Strategy is different from planning. Strategy is different from strategic planning. Doug has found himself replacing the word with plan and far more often than not, plan is actually the right word.
RevOps is not responsible for strategy. They should be playing an active role in the development of strategy, but their real role is bridging from strategy to execution and back. They are the translator to strategy into the actions and execution of an organization.
The most useful definition of strategy comes from Richard Rumelt: a diagnosis of the problem, which is also a diagnosis of the opportunity. Problem and opportunity are two sides of the same coin.
Michael Porter has said: strategy is the ongoing process of making trade offs, making the trade offs required to successfully deliver on your value proposition.
That’s what makes strategy different from a plan; it’s flexible and provides a guiding policy so that different people in different places with different viewpoints can align relatively to the same endpoint.
Strategy is a hypothesis. It’s a diagnosis; it’s not definitive. Strategy is about playing to win. Which means you have to define your game to manage the trade-offs that come with it.
Where do we play? Where do we win?
This could be geographic, it could be verticals, it could be horizontals. There’s an element of, what’s the game that we’re going to play? What’s the game that we’re the best at?
Who and where plays a big part, too. Who do you want to be a hero to? RevOps job is to make sure that these elements are clearly articulated so they can translate, bridge, and manage them.
Other questions you need to think about:
Once you have a policy and strategy outlined/your hypothesis outlined, what are the things that you need to take into account?
This depends on how well your strategy is articulated. Your guiding policy drives a set of initiatives, so when that isn’t clear, you don’t know where to start.
RevOps’ job is to provide the context the insights and the data necessary for different groups to do what they need to do. Their job is to point out the indicators of a change that needs to be made or if somethings working or not working.

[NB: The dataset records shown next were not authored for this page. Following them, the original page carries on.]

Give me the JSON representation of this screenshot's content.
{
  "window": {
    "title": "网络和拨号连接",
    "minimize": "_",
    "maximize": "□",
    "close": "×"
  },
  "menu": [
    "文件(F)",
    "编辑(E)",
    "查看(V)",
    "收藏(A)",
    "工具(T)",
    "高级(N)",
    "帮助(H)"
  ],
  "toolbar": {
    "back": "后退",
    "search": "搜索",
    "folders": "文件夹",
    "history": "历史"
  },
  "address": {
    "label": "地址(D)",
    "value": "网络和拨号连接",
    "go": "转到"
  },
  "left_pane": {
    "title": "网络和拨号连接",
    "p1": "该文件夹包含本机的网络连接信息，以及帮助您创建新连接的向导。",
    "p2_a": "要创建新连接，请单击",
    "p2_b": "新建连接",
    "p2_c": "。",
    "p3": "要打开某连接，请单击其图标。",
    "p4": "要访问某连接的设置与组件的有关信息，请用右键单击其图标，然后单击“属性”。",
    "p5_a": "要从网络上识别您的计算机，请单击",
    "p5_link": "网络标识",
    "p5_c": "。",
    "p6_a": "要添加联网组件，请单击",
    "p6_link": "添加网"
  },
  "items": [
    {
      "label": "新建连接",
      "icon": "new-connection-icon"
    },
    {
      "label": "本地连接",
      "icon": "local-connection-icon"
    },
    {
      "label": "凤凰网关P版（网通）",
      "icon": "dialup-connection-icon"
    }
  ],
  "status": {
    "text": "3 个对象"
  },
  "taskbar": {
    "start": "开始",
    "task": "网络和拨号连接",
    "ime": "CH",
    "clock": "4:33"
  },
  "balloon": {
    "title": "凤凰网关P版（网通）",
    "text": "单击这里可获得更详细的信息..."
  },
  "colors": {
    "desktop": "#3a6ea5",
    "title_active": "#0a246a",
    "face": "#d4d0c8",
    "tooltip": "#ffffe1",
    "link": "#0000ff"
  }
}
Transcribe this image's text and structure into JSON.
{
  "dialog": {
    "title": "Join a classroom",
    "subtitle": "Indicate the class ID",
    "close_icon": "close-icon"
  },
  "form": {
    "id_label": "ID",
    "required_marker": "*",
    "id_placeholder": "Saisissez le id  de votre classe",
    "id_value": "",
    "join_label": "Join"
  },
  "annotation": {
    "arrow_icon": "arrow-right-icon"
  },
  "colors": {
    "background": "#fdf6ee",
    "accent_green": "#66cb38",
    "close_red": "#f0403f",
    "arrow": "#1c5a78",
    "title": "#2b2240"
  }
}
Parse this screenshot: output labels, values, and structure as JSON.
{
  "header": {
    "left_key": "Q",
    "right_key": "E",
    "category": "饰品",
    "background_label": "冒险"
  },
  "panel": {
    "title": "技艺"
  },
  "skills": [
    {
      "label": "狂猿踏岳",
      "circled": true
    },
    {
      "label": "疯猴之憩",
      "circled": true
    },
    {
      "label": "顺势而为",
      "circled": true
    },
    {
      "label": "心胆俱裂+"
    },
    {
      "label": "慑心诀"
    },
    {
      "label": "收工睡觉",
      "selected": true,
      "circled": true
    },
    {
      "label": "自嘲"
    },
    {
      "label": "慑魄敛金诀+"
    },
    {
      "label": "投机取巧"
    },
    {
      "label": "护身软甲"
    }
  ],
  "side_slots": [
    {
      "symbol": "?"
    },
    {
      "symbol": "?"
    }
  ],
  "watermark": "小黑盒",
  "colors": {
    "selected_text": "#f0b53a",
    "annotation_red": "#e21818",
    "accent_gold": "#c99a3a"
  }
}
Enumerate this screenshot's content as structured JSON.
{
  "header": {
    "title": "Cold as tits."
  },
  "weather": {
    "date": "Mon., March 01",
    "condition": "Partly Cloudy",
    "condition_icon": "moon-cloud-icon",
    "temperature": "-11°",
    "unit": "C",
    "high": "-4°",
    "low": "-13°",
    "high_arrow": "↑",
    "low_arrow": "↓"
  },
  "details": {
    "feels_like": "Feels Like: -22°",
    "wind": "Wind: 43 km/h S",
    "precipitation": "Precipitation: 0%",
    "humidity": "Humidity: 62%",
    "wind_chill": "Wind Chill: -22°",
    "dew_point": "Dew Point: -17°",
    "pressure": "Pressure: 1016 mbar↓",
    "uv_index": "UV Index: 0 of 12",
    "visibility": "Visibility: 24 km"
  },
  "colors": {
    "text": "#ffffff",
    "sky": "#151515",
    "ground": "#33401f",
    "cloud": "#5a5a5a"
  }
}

Let’s talk about intent dynamics.
3-7% oh of your market is actively buying. They’re actively looking for whatever it is you may be selling. In that 3-7% the larger the purchase the higher the risk and the more consideration is involved. If you get into that 7% when it’s highly commoditized almost commodities 5-15% are in a pretty consideration process. They’re looking at things they’re considering whether or not it’s something they want to take action on. About half of those between 40-65% will ultimately enter an active buying stage. 30-50% or not thinking about it one way or the other. That doesn’t mean they’re happy, it doesn't mean that things are good, it just means that it’s not on their radar right now. It might get brought up from time to time but it’s a latent issue. It’s nowhere near explicit. Another 30-40% think that they’re happy with their current situation. They’re satisfied. That doesn’t mean they should be satisfied or that they’re always going to be satisfied. Realize that 3-7% means were more likely than not meeting your preconceived notion of what’s necessary.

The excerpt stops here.